Les Mü 13D ne firent leur apparition en France qu'après la fin de la guerre dans le contingent des planeurs , les Kriegsgefangener (*), récupérés en Allemagne au titre des réparations pour dommages de guerre. Il faut se souvenir que les allemands avaient confisqué ou détruit dès le début de l'occupation l'ensemble de l'aviation légère ou sportive. Ils furent affectés aux Centres Nationaux de Beynes (F-CAEQ puis F-CRRA) et Pont-Saint-Vincent  (D-15-989, puis F-CABM puis F-CRKK) où, en compagnie des Weihe, Minimoa, Meise, Rhönbussard, Gövier, Kranich II... ils officièrent en tant que planeur de performance. Grâce aux témoignages des pilotes qui l'utilissèrent lors de séjours en Centre, on peut se faire une idée des caractéristiques de vol de cette machine. Tous font état d'un planeur susceptible de voler très lentement en spirale (50-55 km/h) avec un faible taux de chute (0,6 m/s) et un rayon de virage à moyenne inclinaison de l'ordre de 30 m. L'une des particularités de son pilotage provenait du formidable lacet inverse provoqué par le braquage des ailerons qui impliquait le croisement complet des commandes lors des mises et sorties de virage. Au demeurant le Mü 13 était une machine fort appréciée pour les vols de distance en raison de sa stabilité, de sa maniabilité, de son caractère accrocheur  et de sa finesse élevée pour l'époque. Son défaut majeur déjà évoqué provenait de la très mauvaise visibilité offerte par la verrière. Pour ce qui concerne les qualités voilières, tous ses anciens pilotes sont unanimes à dire que c'était l'un des planeurs les plus accrocheurs qu'ils aient connu et la plupart l'estiment supérieur à l'Emouchet qui constitue une référence dans le genre. De fait ce planeur était idéal pour "crevarder", partir sur la campagne dans le petit temps et rester en l'air alors que tout le monde était au sol ou posé "aux vaches". En résumé et selon l'expression imagée d'un vieux vélivole : "... pour rester en l'air avec le Mü 13, il suffisait de péter un coup et de spiraler dedans !".

(*) "Kriegsgefangener" signifie "prisonnier de guerre" en allemand. Ce mot avait une résonance toute particulière pour les Français qui l'associait avec des souvenirs récents d'humiliations, de souffrances et de privations endurées par une grande partie de l'armée qui avait passé la guerre dans des camps de prisonniers avec les lettres KG (Kriegs Gefangener) peintes en blanc au dos de leurs capotes


Le Mu 13D de Beynes est prêt au décollage. La verrière d'origine a été fortement modifiée de façon à accroître
le confort du pilote et la visibilité.

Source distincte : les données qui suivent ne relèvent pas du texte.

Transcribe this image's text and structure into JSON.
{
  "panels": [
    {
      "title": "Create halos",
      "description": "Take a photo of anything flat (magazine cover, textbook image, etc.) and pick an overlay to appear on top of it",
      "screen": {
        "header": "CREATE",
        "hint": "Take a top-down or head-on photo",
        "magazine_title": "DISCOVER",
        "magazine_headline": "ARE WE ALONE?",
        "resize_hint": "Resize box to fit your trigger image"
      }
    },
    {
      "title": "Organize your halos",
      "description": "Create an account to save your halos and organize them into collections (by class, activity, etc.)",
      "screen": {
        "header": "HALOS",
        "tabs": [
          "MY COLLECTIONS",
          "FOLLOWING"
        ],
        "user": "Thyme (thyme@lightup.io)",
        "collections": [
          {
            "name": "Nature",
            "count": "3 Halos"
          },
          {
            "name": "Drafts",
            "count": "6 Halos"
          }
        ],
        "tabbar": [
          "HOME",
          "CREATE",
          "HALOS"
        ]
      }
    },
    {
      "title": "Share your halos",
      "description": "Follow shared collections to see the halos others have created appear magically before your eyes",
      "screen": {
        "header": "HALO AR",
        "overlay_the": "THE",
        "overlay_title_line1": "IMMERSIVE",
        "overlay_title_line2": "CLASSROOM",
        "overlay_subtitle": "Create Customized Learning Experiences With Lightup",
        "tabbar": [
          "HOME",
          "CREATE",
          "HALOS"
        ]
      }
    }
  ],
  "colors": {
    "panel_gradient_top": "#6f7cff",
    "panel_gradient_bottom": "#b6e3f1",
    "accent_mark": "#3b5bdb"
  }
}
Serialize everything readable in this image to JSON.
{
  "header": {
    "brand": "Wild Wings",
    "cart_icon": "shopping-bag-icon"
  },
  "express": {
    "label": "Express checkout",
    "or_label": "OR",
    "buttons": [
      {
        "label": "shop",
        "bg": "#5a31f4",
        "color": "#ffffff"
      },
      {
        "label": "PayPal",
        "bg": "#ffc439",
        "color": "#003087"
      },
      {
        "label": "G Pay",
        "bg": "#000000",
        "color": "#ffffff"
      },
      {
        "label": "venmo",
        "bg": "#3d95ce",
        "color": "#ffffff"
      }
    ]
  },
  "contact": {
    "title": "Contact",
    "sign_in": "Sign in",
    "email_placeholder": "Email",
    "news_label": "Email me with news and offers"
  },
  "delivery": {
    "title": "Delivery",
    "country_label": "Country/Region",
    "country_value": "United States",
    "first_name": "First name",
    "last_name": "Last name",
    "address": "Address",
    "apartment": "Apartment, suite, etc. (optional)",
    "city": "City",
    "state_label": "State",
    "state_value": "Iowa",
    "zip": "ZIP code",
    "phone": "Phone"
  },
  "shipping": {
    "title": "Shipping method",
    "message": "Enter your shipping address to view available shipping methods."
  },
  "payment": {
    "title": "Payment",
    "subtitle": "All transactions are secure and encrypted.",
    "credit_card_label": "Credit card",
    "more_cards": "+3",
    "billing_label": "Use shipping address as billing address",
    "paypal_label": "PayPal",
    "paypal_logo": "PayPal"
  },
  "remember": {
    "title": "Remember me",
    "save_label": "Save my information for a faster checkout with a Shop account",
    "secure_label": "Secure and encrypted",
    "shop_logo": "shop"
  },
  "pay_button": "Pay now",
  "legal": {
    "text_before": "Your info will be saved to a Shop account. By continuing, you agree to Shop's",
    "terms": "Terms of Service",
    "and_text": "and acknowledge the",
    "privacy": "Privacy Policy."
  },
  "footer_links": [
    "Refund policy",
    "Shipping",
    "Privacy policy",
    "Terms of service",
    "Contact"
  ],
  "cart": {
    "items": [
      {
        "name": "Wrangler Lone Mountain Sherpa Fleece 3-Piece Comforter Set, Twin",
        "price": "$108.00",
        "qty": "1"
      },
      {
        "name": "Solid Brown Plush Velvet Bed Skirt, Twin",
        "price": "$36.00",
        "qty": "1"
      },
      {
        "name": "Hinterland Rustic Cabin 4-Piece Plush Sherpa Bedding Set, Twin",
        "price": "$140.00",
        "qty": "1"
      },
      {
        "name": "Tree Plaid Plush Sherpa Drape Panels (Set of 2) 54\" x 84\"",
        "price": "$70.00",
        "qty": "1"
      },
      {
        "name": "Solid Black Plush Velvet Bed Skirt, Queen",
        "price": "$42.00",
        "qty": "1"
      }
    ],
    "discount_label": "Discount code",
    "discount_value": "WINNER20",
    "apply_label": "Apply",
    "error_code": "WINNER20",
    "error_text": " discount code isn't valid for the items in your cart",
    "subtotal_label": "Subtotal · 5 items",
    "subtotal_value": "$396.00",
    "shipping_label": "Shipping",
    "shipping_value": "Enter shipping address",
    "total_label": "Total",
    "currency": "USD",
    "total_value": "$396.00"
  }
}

On note que les zones vitrées sur le bord d'attaque ont été supprimées

Épilogue

Après la guerre, Scheibe installa à Dachau sa propre manufacture de planeurs et développa les concepts élaborés pour le Mü 10 et le Mu 13, en particulier le mode de construction et le profil d'aile, sur des machines telles que les biplaces Mü 13E, Bergfalke, SF 25 Motorfalke et les monoplaces Zugvogel et Spatz. Sur ce dernier on devait retrouver beaucoup des caractéristiques voilières et de pilotage du Mü 13D

Aujourd'hui rares sont ceux qui se souviennent encore du Mü 13, il faut cependant retenir qu'il a constitué une étape majeure dans l'histoire du vol à voile dans la mesure où il fut le premier planeur construit en série à posséder un fuselage réalisé en tubes d'acier. Cette technique de construction qui, dans la période 1945-1970, fit école dans tous les pays peut être considérée comme aussi importante, tout au moins en ce qui concerne les planeurs d'école et d'entraînement, que ce que fut, dans les années soixante, la révolution du plastique pour les planeurs de performance.